Ocurre que este año se pusieron en claro muchas cuestiones decisivas y eso potenció un clima agresivo y contestatario. Ni con discursos ni con promesas se ha podido revertir una crisis de credibilidad que empezó con la intervención al Indec en enero de 2007. Los números mentirosos favorecen el escepticismo y la contrariedad. Cerca de 16 millones de personas -entre los jubilados, los que reciben subsidios sociales y los integrantes de la estructura estatal en distintos niveles- viven hoy de un Estado deficitario que gasta 260.000 millones de pesos por año, dos veces y media las marcas de mediados de los años noventa. De ese total, 4 millones son empleados públicos.
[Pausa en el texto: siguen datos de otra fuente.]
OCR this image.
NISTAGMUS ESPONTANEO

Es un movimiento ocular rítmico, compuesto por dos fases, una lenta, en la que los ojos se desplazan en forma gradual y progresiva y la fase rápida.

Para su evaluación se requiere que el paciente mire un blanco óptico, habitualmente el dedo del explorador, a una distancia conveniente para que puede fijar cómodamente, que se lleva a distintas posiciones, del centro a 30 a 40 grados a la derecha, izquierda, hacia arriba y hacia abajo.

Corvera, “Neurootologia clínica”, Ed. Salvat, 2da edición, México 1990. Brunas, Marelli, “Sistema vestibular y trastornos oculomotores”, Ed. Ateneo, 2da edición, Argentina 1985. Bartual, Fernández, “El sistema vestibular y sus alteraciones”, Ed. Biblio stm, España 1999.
Es una densa aunque frágil arquitectura humana y representa casi un 35% del total de habitantes de la Nación. La inflación, que el Gobierno no revierte, los afecta mucho.

Las estadísticas muestran también limitaciones en las condiciones de vida: el 50% de los hogares carece de desagües. Pesa también la ausencia de políticas habitacionales y la inexistencia de una urbanización ordenada o sensata. Hogares diminutos y escasos alimentan la violencia entre los que viven allí. Los bajos salarios son una mecha encendida y persistente. Aunque las paritarias los reactualicen, siempre corren detrás de las necesidades. Los empresarios estarán presentes del otro lado de la cuerda, en el forcejeo por la dimensión de los aumentos.

Hay circunstancias que son aprovechadas para exhibir lo peor. Basta recordar las protestas policiales, que fueron usadas por patotas salvajes, junto con necesitados, más las indicaciones paternalistas de algunos aprovechados punteros políticos para saquear. Surgen la sospecha de que el desborde y el caos benefician en demasía a los narcotraficantes que están presentes en todos los rincones. Todo es un caldo de cultivo para la desmesura .

Una tragedia es que el Gobierno no asume sus profundas limitaciones, pero la oposición no eleva proposiciones, no exige las modificaciones imprescindibles para no reiterar los tristes equívocos del pasado.